Reliable sources have suggested that Education Minister Costas Gavroglou’s draft plan for changing the university entrance exam system has prompted reactions even within ruling SYRIZA. These reactions, of course, have no relation whatsoever with what’s really important – anything but. They are related to the leftist-led government’s communication strategy, as a number of officials believe that Gavroglou’s proposal does not serve the public relations package the prime minister is trying to sell right now, especially ahead of the Thessaloniki International Fair in early September.
They’re right, actually, because how can Alexis Tsipras possibly spin two sets of entrance exams in senior high when the government had promised that the existing system of one set of exams in the summer would be abolished?
We are obviously witnessing yet another volte-face from the government, though it is in the education sector this time.

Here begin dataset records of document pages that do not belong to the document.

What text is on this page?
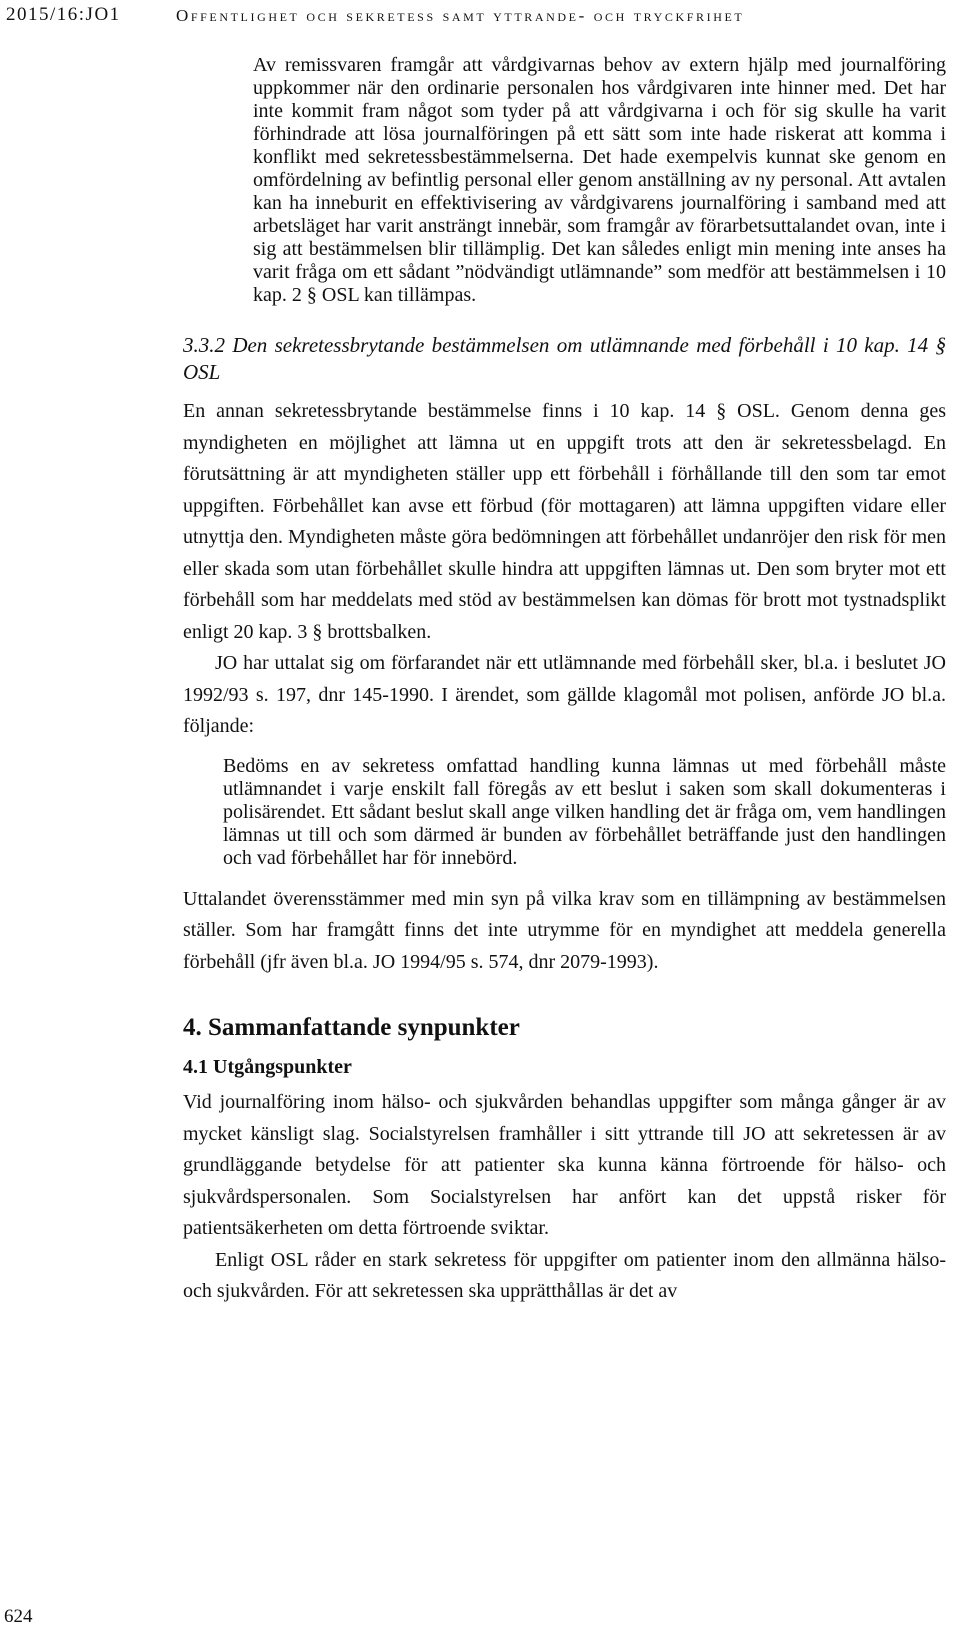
2015/16:JO1	Offentlighet och sekretess samt yttrande- och tryckfrihet

Av remissvaren framgår att vårdgivarnas behov av extern hjälp med journalföring uppkommer när den ordinarie personalen hos vårdgivaren inte hinner med. Det har inte kommit fram något som tyder på att vårdgivarna i och för sig skulle ha varit förhindrade att lösa journalföringen på ett sätt som inte hade riskerat att komma i konflikt med sekretessbestämmelserna. Det hade exempelvis kunnat ske genom en omfördelning av befintlig personal eller genom anställning av ny personal. Att avtalen kan ha inneburit en effektivisering av vårdgivarens journalföring i samband med att arbetsläget har varit ansträngt innebär, som framgår av förarbetsuttalandet ovan, inte i sig att bestämmelsen blir tillämplig. Det kan således enligt min mening inte anses ha varit fråga om ett sådant ”nödvändigt utlämnande” som medför att bestämmelsen i 10 kap. 2 § OSL kan tillämpas.

3.3.2 Den sekretessbrytande bestämmelsen om utlämnande med förbehåll i 10 kap. 14 § OSL

En annan sekretessbrytande bestämmelse finns i 10 kap. 14 § OSL. Genom denna ges myndigheten en möjlighet att lämna ut en uppgift trots att den är sekretessbelagd. En förutsättning är att myndigheten ställer upp ett förbehåll i förhållande till den som tar emot uppgiften. Förbehållet kan avse ett förbud (för mottagaren) att lämna uppgiften vidare eller utnyttja den. Myndigheten måste göra bedömningen att förbehållet undanröjer den risk för men eller skada som utan förbehållet skulle hindra att uppgiften lämnas ut. Den som bryter mot ett förbehåll som har meddelats med stöd av bestämmelsen kan dömas för brott mot tystnadsplikt enligt 20 kap. 3 § brottsbalken.

JO har uttalat sig om förfarandet när ett utlämnande med förbehåll sker, bl.a. i beslutet JO 1992/93 s. 197, dnr 145-1990. I ärendet, som gällde klagomål mot polisen, anförde JO bl.a. följande:

Bedöms en av sekretess omfattad handling kunna lämnas ut med förbehåll måste utlämnandet i varje enskilt fall föregås av ett beslut i saken som skall dokumenteras i polisärendet. Ett sådant beslut skall ange vilken handling det är fråga om, vem handlingen lämnas ut till och som därmed är bunden av förbehållet beträffande just den handlingen och vad förbehållet har för innebörd.

Uttalandet överensstämmer med min syn på vilka krav som en tillämpning av bestämmelsen ställer. Som har framgått finns det inte utrymme för en myndighet att meddela generella förbehåll (jfr även bl.a. JO 1994/95 s. 574, dnr 2079-1993).

4. Sammanfattande synpunkter
4.1 Utgångspunkter

Vid journalföring inom hälso- och sjukvården behandlas uppgifter som många gånger är av mycket känsligt slag. Socialstyrelsen framhåller i sitt yttrande till JO att sekretessen är av grundläggande betydelse för att patienter ska kunna känna förtroende för hälso- och sjukvårdspersonalen. Som Socialstyrelsen har anfört kan det uppstå risker för patientsäkerheten om detta förtroende sviktar.

Enligt OSL råder en stark sekretess för uppgifter om patienter inom den allmänna hälso- och sjukvården. För att sekretessen ska upprätthållas är det av

624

This, however, is not the biggest problem, especially given that it is very unlikely the education minister’s plan will ever be implemented, even if the coalition government survives longer than the current odds would suggest.

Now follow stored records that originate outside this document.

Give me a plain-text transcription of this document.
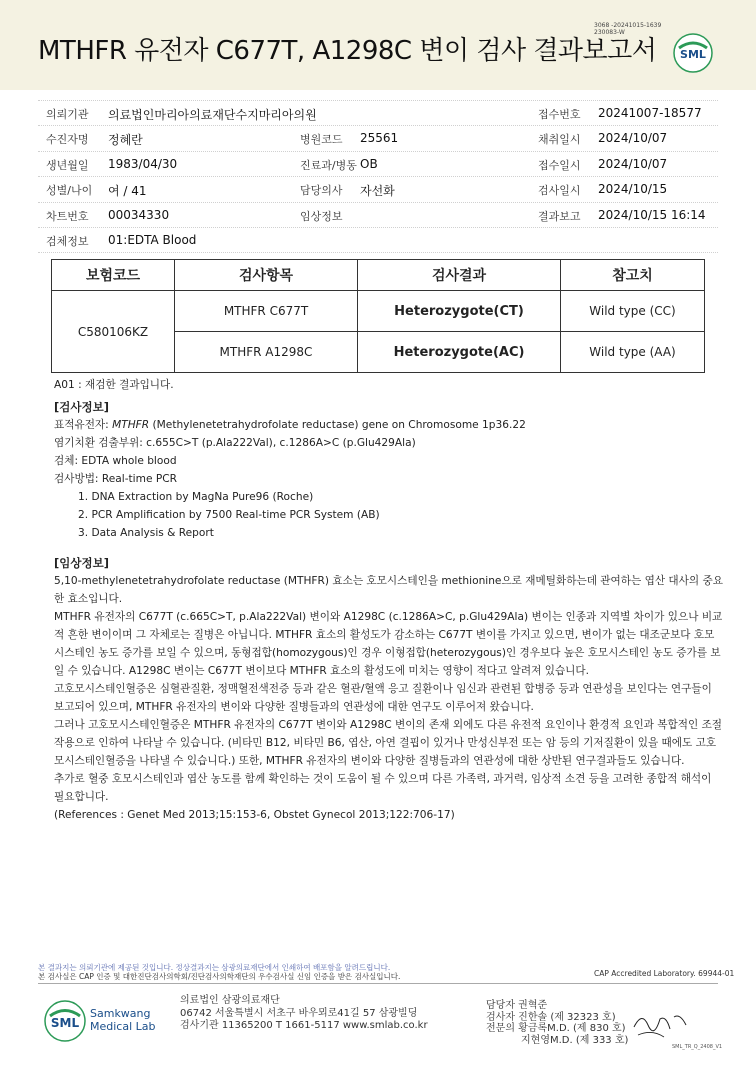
MTHFR 유전자 C677T, A1298C 변이 검사 결과보고서
3068 -20241015-1639
230083-W
SML
의뢰기관 의료법인마리아의료재단수지마리아의원	접수번호 20241007-18577
수진자명 정혜란	병원코드 25561	채취일시 2024/10/07
생년월일 1983/04/30	진료과/병동 OB	접수일시 2024/10/07
성별/나이 여 / 41	담당의사 자선화	검사일시 2024/10/15
차트번호 00034330	임상정보	결과보고 2024/10/15 16:14
검체정보 01:EDTA Blood
보험코드	검사항목	검사결과	참고치
C580106KZ	MTHFR C677T	Heterozygote(CT)	Wild type (CC)
	MTHFR A1298C	Heterozygote(AC)	Wild type (AA)

A01 : 재검한 결과입니다.

[검사정보]

표적유전자: MTHFR (Methylenetetrahydrofolate reductase) gene on Chromosome 1p36.22

염기치환 검출부위: c.655C>T (p.Ala222Val), c.1286A>C (p.Glu429Ala)

검체: EDTA whole blood

검사방법: Real-time PCR

1. DNA Extraction by MagNa Pure96 (Roche)

2. PCR Amplification by 7500 Real-time PCR System (AB)

3. Data Analysis & Report

[임상정보]

5,10-methylenetetrahydrofolate reductase (MTHFR) 효소는 호모시스테인을 methionine으로 재메틸화하는데 관여하는 엽산 대사의 중요한 효소입니다.

MTHFR 유전자의 C677T (c.665C>T, p.Ala222Val) 변이와 A1298C (c.1286A>C, p.Glu429Ala) 변이는 인종과 지역별 차이가 있으나 비교적 흔한 변이이며 그 자체로는 질병은 아닙니다. MTHFR 효소의 활성도가 감소하는 C677T 변이를 가지고 있으면, 변이가 없는 대조군보다 호모시스테인 농도 증가를 보일 수 있으며, 동형접합(homozygous)인 경우 이형접합(heterozygous)인 경우보다 높은 호모시스테인 농도 증가를 보일 수 있습니다. A1298C 변이는 C677T 변이보다 MTHFR 효소의 활성도에 미치는 영향이 적다고 알려져 있습니다.

고호모시스테인혈증은 심혈관질환, 정맥혈전색전증 등과 같은 혈관/혈액 응고 질환이나 임신과 관련된 합병증 등과 연관성을 보인다는 연구들이 보고되어 있으며, MTHFR 유전자의 변이와 다양한 질병들과의 연관성에 대한 연구도 이루어져 왔습니다.

그러나 고호모시스테인혈증은 MTHFR 유전자의 C677T 변이와 A1298C 변이의 존재 외에도 다른 유전적 요인이나 환경적 요인과 복합적인 조절작용으로 인하여 나타날 수 있습니다. (비타민 B12, 비타민 B6, 엽산, 아연 결핍이 있거나 만성신부전 또는 암 등의 기저질환이 있을 때에도 고호모시스테인혈증을 나타낼 수 있습니다.) 또한, MTHFR 유전자의 변이와 다양한 질병들과의 연관성에 대한 상반된 연구결과들도 있습니다.

추가로 혈중 호모시스테인과 엽산 농도를 함께 확인하는 것이 도움이 될 수 있으며 다른 가족력, 과거력, 임상적 소견 등을 고려한 종합적 해석이 필요합니다.

(References : Genet Med 2013;15:153-6, Obstet Gynecol 2013;122:706-17)

본 결과지는 의뢰기관에 제공된 것입니다. 정상결과지는 삼광의료재단에서 인쇄하여 배포함을 알려드립니다.
본 검사실은 CAP 인증 및 대한진단검사의학회/진단검사의학재단의 우수검사실 신임 인증을 받은 검사실입니다.	CAP Accredited Laboratory. 69944-01
SML
Samkwang
Medical Lab
의료법인 삼광의료재단
06742 서울특별시 서초구 바우뫼로41길 57 삼광빌딩
검사기관 11365200 T 1661-5117 www.smlab.co.kr
담당자 권혁준
검사자 진한솔 (제 32323 호)
전문의 황금록M.D. (제 830 호)
지현영M.D. (제 333 호)
SML_TR_Q_2408_V1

The biggest problem is that while most political parties and many experts agree that public education in Greece is dysfunctional at every single level and completely backward in terms of current requirements in a competitive international environment, and while a lot of money is spent on studies and proposals, no one seems able to agree on a plan to radically reform the sector and get it on the right track.
The worst thing – which also points to the magnitude of the hypocrisy involved – is that everyone admits their failure and tries to put it down to a lack of funds, pointing to the economic crisis.

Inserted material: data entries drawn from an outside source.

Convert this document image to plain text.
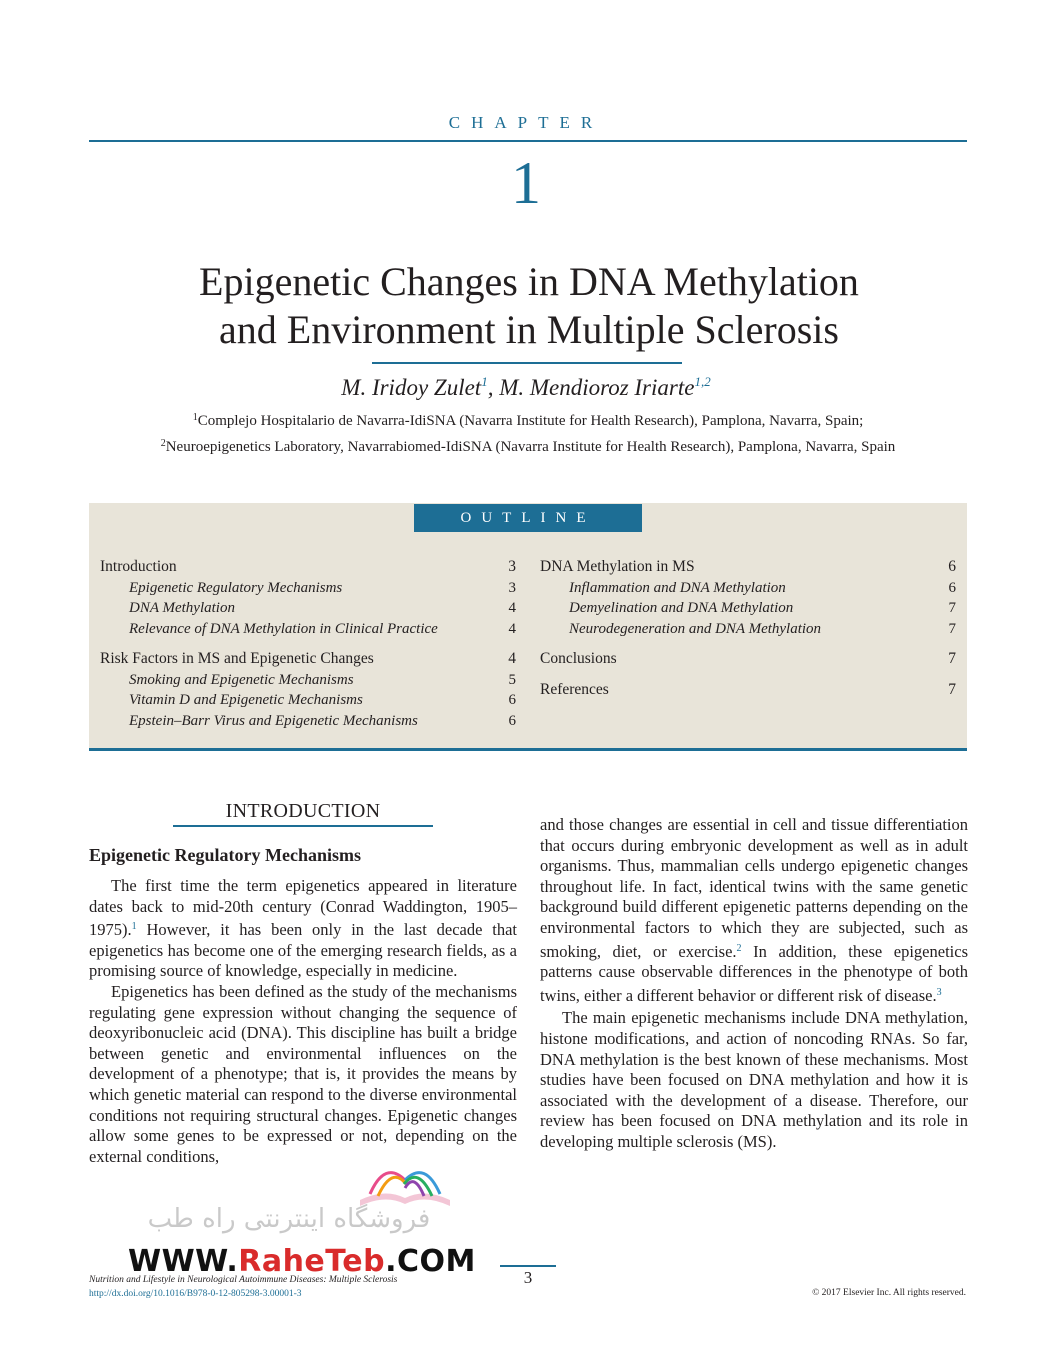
CHAPTER
1
Epigenetic Changes in DNA Methylation
and Environment in Multiple Sclerosis
M. Iridoy Zulet$^1$, M. Mendioroz Iriarte$^{1,2}$
$^1$Complejo Hospitalario de Navarra-IdiSNA (Navarra Institute for Health Research), Pamplona, Navarra, Spain;
$^2$Neuroepigenetics Laboratory, Navarrabiomed-IdiSNA (Navarra Institute for Health Research), Pamplona, Navarra, Spain
OUTLINE
Introduction	3
Epigenetic Regulatory Mechanisms	3
DNA Methylation	4
Relevance of DNA Methylation in Clinical Practice	4
Risk Factors in MS and Epigenetic Changes	4
Smoking and Epigenetic Mechanisms	5
Vitamin D and Epigenetic Mechanisms	6
Epstein–Barr Virus and Epigenetic Mechanisms	6
DNA Methylation in MS	6
Inflammation and DNA Methylation	6
Demyelination and DNA Methylation	7
Neurodegeneration and DNA Methylation	7
Conclusions	7
References	7
INTRODUCTION
Epigenetic Regulatory Mechanisms

The first time the term epigenetics appeared in literature dates back to mid-20th century (Conrad Waddington, 1905–1975).$^1$ However, it has been only in the last decade that epigenetics has become one of the emerging research fields, as a promising source of knowledge, especially in medicine.

Epigenetics has been defined as the study of the mechanisms regulating gene expression without changing the sequence of deoxyribonucleic acid (DNA). This discipline has built a bridge between genetic and environmental influences on the development of a phenotype; that is, it provides the means by which genetic material can respond to the diverse environmental conditions not requiring structural changes. Epigenetic changes allow some genes to be expressed or not, depending on the external conditions,

and those changes are essential in cell and tissue differentiation that occurs during embryonic development as well as in adult organisms. Thus, mammalian cells undergo epigenetic changes throughout life. In fact, identical twins with the same genetic background build different epigenetic patterns depending on the environmental factors to which they are subjected, such as smoking, diet, or exercise.$^2$ In addition, these epigenetics patterns cause observable differences in the phenotype of both twins, either a different behavior or different risk of disease.$^3$

The main epigenetic mechanisms include DNA methylation, histone modifications, and action of noncoding RNAs. So far, DNA methylation is the best known of these mechanisms. Most studies have been focused on DNA methylation and how it is associated with the development of a disease. Therefore, our review has been focused on DNA methylation and its role in developing multiple sclerosis (MS).

فروشگاه اینترنتی راه طب
WWW.RaheTeb.COM
Nutrition and Lifestyle in Neurological Autoimmune Diseases: Multiple Sclerosis
http://dx.doi.org/10.1016/B978-0-12-805298-3.00001-3
3
© 2017 Elsevier Inc. All rights reserved.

Unfortunately, all signs point to education becoming – yet again – yet another Gordian knot, as there is insufficient political willpower, know-how, common sense and organizational capabilities to come up with a solution.
Meanwhile, personal and collective interests have formed in the background, blocking every effort at introducing meaningful change to the educational system by hiding behind ridiculous ideological assertions and obsessions. These interests ensure that every step forward is long and slow, and in the meantime, the good people that remain in the educational community – from professors to students – will start looking for a better future elsewhere. This, it appears, is our fate unless we get serious.